What a contrast from Kindergarten with Mrs. Scheatzle to the first grade with Mrs. Brazil. Mrs. Scheatzle was a petite and attractive Anglo woman who spoke calmly and evenly. When I walked into Mrs. Brazil's class on the that first day of the first grade, I knew I had graduated. She was a smart dresser, but she was big enough to play linebacker with Ray Nitschke of the Green Bay Packers (or so it seemed). In short, she was no Mrs. Scheatzle. Mrs. Brazil was gentle with us to be sure, but her voice was capable of booming across the room and she had a great, uninhibited laugh. Occasionally, when we started to become unruly she would settle us down by reminding us that we weren't in Kindergarten anymore. She conducted that class as if she were holding court.

In reflecting on that time, the other day I called my mother to see if there was anything she remembered that may have been too harsh for a first grader like myself to comprehend. She only remembers the surprise to hear about Brazil's assignment as a teacher at Ritzman Elementary where I was entering the first grade. Both of us suspect that she may have been the first non-White to teach there—and long before any African-American children attended as students. Regardless, my mother couldn't recall any controversy regarding Mrs. Brazil at Ritzman and only remembers her as a caring and friendly teacher who would call the house to check on my status when I'd been sick and away from school.

I hold a certain sadness today in that I don't know what became of Mrs. Brazil, nor do I know how many years she actually taught at Ritzman. I suspect it wasn't very long because I don't recall being aware of her presence by the time I was in the fifth grade—the last year I attended Ritzman. Like many of my former teachers, I truly regret not knowing what paths she pursued after sharing the 1966-67 academic year with her. I never learned her given name either.

Today, I find myself wondering what pressures and anxieties she experienced as a teacher working at a school that was 100% White way back then? I can't imagine it was as innocent and uneventful for her as it appeared from my first-grade perspective. How did such an assignment even come about? Whatever racial tensions she may have experienced, tolerated, suffered, it never showed. Yet, I have to wonder what would a first grader really notice? For me, she was competent, effective and influential as a first grade teacher. What more has ever been required?

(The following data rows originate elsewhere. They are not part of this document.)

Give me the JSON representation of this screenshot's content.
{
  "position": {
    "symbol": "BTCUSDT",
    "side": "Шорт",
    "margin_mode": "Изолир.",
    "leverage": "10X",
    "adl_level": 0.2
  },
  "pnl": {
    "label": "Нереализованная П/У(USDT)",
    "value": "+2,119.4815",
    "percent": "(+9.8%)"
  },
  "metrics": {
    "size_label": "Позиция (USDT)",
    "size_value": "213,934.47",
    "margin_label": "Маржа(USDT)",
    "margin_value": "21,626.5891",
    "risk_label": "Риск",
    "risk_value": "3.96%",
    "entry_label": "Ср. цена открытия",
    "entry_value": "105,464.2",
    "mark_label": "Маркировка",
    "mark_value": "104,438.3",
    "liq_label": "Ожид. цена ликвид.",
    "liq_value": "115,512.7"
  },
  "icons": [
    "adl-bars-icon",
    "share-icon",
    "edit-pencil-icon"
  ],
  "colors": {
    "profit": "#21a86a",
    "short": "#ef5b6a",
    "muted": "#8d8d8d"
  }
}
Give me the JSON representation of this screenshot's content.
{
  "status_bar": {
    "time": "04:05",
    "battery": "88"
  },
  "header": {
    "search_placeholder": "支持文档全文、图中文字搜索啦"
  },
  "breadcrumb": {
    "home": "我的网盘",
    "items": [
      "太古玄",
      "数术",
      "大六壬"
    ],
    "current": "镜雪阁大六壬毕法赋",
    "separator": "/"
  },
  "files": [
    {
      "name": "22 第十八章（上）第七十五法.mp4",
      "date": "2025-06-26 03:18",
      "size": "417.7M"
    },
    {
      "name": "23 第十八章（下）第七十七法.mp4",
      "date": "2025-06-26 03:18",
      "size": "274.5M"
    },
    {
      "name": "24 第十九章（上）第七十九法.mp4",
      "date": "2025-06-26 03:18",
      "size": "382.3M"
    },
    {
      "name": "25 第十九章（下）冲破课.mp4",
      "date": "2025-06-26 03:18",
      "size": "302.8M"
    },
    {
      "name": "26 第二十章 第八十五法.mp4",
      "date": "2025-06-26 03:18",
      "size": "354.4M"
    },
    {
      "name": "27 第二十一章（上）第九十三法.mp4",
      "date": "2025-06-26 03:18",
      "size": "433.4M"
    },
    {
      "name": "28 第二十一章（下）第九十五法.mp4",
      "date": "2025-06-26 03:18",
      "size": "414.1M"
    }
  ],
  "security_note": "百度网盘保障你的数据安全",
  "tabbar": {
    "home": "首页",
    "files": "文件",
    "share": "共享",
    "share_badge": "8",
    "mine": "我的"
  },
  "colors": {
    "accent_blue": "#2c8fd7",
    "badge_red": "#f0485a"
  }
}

Perhaps even more perplexing is that I don't recall any of the kids from the other classes saying anything about Mrs. Brazil while on the playground or in route to and from school. And the kids attending Ritzman were hardly angels—many used the various inappropriate and offensive names for those of colour and other nationalities. In fact, I remember hearing more jokes about Poles than any other race or nationality.

The fact that my first grade experience with Mrs. Brazil was racially uneventful is probably a credit to my parents who never demonized Blacks or used any of the derogatory, popularized-by-Whites terms for African-American people, although several members of our extended family did—and probably still do to this day.

I've told many people over the years about Mrs. Brazil—not because she was African-American, but because she always called me "Tyree"—my surname. I thought that was cool because my brother and his friends in high school always called each other by their last names and suddenly, my teacher was as cool as they were.

As it turned out, sometime later in the year, she pulled me aside and apologized when she realized that my given name was actually "Morgan." I'm pretty certain I told her it was OK, but had I a little more courage, I would have told her I preferred to be called "Tyree" all along.

On this week when we've celebrated the 80th birthday of Dr. Martin Luther King, Jr. and the swearing in of Barack Obama as our 44th President, I'd like to look her in the eye and thank her for being such a powerful and influential force in my early years. Maybe I could even have her read this essay and offer me a little feedback on my writing one last time.